Optimization Design Of Diaphragm Wall Supporting Structure Of Deep Foundation Excavation

With the sustainable development of domestic urban construction, we pay more and more attention to the development and utilization of underground space and the number of deep foundation pit has become larger and larger. Therefore, optimal design of deep Foundation pit support project has a very important economic and social benefits. This paper focuses on application of underground diaphragm wall in deep Foundation pit support project and has established an optimization analysis model to analysis the diaphragm wall supporting structure of the deep foundation support design of China Southern Airlines Headquarters of San-ya.

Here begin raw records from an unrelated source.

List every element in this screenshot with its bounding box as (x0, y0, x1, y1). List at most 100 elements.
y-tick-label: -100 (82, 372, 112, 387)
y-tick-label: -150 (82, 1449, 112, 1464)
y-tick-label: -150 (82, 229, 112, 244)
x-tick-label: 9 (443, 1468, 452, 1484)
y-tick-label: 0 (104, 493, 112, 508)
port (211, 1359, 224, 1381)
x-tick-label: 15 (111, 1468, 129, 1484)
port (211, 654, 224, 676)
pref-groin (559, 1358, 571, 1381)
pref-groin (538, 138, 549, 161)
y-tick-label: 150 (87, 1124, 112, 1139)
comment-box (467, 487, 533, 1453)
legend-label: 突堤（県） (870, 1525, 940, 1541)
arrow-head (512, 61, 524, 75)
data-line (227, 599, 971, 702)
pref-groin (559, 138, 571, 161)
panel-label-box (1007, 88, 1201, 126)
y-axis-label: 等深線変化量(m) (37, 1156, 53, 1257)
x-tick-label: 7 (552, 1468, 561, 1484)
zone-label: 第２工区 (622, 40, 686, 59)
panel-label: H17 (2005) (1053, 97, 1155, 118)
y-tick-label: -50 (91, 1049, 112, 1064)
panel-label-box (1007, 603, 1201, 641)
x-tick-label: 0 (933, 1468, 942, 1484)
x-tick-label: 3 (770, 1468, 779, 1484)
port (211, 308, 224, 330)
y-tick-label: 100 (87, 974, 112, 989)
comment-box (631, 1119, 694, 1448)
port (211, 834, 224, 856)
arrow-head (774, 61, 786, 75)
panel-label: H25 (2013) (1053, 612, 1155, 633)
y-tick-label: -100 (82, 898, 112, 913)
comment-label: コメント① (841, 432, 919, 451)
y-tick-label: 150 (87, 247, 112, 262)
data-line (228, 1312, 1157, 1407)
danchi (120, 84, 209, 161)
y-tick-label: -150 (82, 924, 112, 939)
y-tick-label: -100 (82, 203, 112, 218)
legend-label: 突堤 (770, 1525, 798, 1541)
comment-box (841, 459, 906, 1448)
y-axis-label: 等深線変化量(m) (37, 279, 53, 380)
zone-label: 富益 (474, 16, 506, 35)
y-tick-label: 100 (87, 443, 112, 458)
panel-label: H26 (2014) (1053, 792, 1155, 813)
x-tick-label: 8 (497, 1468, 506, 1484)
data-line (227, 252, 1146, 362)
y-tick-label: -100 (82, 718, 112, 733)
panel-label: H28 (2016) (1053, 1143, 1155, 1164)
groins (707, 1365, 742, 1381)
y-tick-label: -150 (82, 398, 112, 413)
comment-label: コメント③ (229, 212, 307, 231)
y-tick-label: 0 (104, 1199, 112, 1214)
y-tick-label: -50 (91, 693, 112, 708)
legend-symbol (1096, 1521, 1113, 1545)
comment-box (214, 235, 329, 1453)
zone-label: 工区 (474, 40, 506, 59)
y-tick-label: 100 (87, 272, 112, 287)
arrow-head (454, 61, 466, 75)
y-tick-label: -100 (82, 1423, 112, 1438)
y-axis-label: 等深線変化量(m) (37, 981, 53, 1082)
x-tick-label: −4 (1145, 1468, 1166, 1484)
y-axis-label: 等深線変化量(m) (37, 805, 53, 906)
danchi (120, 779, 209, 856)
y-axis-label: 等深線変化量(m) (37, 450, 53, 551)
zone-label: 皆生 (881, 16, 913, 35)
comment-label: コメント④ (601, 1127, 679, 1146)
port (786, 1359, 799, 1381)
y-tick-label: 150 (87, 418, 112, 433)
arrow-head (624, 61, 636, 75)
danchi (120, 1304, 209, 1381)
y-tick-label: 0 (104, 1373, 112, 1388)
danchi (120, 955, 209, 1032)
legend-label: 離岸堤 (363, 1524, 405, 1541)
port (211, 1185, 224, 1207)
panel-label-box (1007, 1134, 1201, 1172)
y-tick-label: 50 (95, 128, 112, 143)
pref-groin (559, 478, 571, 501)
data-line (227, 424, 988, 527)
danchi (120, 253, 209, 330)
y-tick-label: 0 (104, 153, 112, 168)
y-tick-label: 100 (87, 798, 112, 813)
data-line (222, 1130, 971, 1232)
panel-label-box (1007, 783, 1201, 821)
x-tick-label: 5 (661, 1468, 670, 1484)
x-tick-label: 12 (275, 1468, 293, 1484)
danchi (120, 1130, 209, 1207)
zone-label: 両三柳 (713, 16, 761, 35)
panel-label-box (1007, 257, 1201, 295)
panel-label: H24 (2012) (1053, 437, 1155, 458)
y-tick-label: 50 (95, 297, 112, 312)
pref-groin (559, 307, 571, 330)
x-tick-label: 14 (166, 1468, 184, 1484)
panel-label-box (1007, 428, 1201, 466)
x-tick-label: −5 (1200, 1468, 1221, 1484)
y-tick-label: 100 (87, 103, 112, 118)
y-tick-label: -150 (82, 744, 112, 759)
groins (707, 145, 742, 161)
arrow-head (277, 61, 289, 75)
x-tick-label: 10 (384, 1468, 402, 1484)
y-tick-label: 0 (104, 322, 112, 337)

The main resultss in this paper are as follow:(1) This paper pointed out that diaphragm wall in design and calculation of earth pressure theory and finite element method analysis of structure stress model though an introduction to earth pressure theory and introduction to finite element method of elastic rod and introduced the optimization design theory and its solution methods.(2)By analyzing the internal force and deformation of diaphragm wall and the ground settlement around foundation pit in the excavation of foundation pit and changing the design parameters of diaphragm wall such as diaphragm wall thickness, embedded depth and supporting position, this paper investigated the design parameters and force-deformation relationships of diaphragm wall.(3)The existing design of diaphragm wall has been optimized by the established evaluation model and the optimal design parameters of diaphragm wall have been figured out by Matlab optimization toolbox. It has founded that the optimized scheme is better than the original design by comparative analyzing the stress and deformation of diaphragm before and after optimization. So the evaluation model is feasible.(4) Under the premise of deformation control to meet the appropriate regulatory requirements this paper comparative analyzed the integral stress and deformation of diaphragm under the overall three-dimensional model before and after optimization, internal force is more reasonable and the utilization of materials is better. By presetting prices for materials, the cost savings is about2.85million Yuan after optimization. Further validate the optimization is successful.